Looks similar to the interface we use in our kernel interface for updating SAs.



butcher said:


> One of SADB_X_EXT_NEW_ADDRESS_SRC, SADB_X_EXT_NEW_ADDRESS_DST, or NATT headers must be specified. The kernel does lookup for needed SA, updates SA source or/and destination addresses or/and NATT configuration and return the result to all processes.



Just to clarify, if no NAT-T extension is passed, the NAT-T configuration is removed from the SA, right? Because it's theoretically possible that a mobile client behind a NAT moves out of it to a public IP (and back again). So it should be possible to add/update/remove the NAT-T config of the SA.

But why not just allow passing these new extensions (SADB_X_EXT_NEW_ADDRESS_SRC|DST)  with SADB_UPDATE? That might require less changes in kernel and userland code (at least in our case that'd be the case).


----------



## butcher (Jan 17, 2017)

ecdsa said:


> Looks similar to the interface we use in our kernel interface for updating SAs.
> Just to clarify, if no NAT-T extension is passed, the NAT-T configuration is removed from the SA, right? Because it's theoretically possible that a mobile client behind a NAT moves out of it to a public IP (and back again). So it should be possible to add/update/remove the NAT-T config of the SA.



Yes. Internally this will be new SA entry, and if NAT-T headers is not present in the message, NAT-T config will not be installed.



> But why not just allow passing these new extensions (SADB_X_EXT_NEW_ADDRESS_SRC|DST)  with SADB_UPDATE? That might require less changes in kernel and userland code (at least in our case that'd be the case).
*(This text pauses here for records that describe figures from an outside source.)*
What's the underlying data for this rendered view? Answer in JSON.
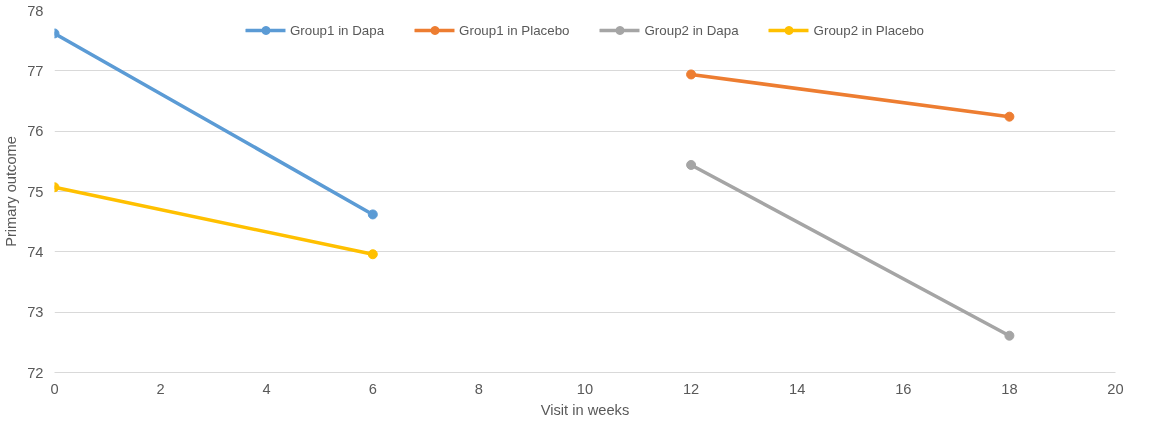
{
  "chart_data": {
    "type": "line",
    "xlabel": "Visit in weeks",
    "ylabel": "Primary outcome",
    "xlim": [
      0,
      20
    ],
    "xticks": [
      0,
      2,
      4,
      6,
      8,
      10,
      12,
      14,
      16,
      18,
      20
    ],
    "ylim": [
      72,
      78
    ],
    "yticks": [
      72,
      73,
      74,
      75,
      76,
      77,
      78
    ],
    "grid": "y",
    "legend": "top",
    "marker": "circle",
    "line_style": "solid",
    "series": [
      {
        "name": "Group1 in Dapa",
        "color": "#5b9bd5",
        "x": [
          0,
          6
        ],
        "values": [
          77.62,
          74.62
        ]
      },
      {
        "name": "Group1 in Placebo",
        "color": "#ed7d31",
        "x": [
          12,
          18
        ],
        "values": [
          76.94,
          76.24
        ]
      },
      {
        "name": "Group2 in Dapa",
        "color": "#a5a5a5",
        "x": [
          12,
          18
        ],
        "values": [
          75.44,
          72.61
        ]
      },
      {
        "name": "Group2 in Placebo",
        "color": "#ffc000",
        "x": [
          0,
          6
        ],
        "values": [
          75.07,
          73.96
        ]
      }
    ]
  }
}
I did some cleanup in key_update(), so now it may behave differently in comparison to early implementation.
Now it closely follows to RFC, I hope. So, if SA is not in a LARVAL state, it is not allowed to update anything but lifetimes. I prefer to follow the RFC, but since NAT-T and SADB_X_EXT_NEW_ADDRESS_SRC|DST headers are not defined by RFC, probably we can add some deviations from RFC for them. I'll try to implement described features via SADB_UPDATE and I will report you later.


----------



## butcher (Feb 7, 2017)

ecdsa said:


> But why not just allow passing these new extensions (SADB_X_EXT_NEW_ADDRESS_SRC|DST) with SADB_UPDATE? That might require less changes in kernel and userland code (at least in our case that'd be the case).



I implemented this with SADB_UPDATE. See this commit. 
But it is untested yet. Also, now the work from projects/ipsec is merged into 12.0-CURRENT.


----------



## ecdsa (Feb 7, 2017)

That's great, thanks! I've pushed an equally untested change to the pfkey-update-addrs branch of our repository.


----------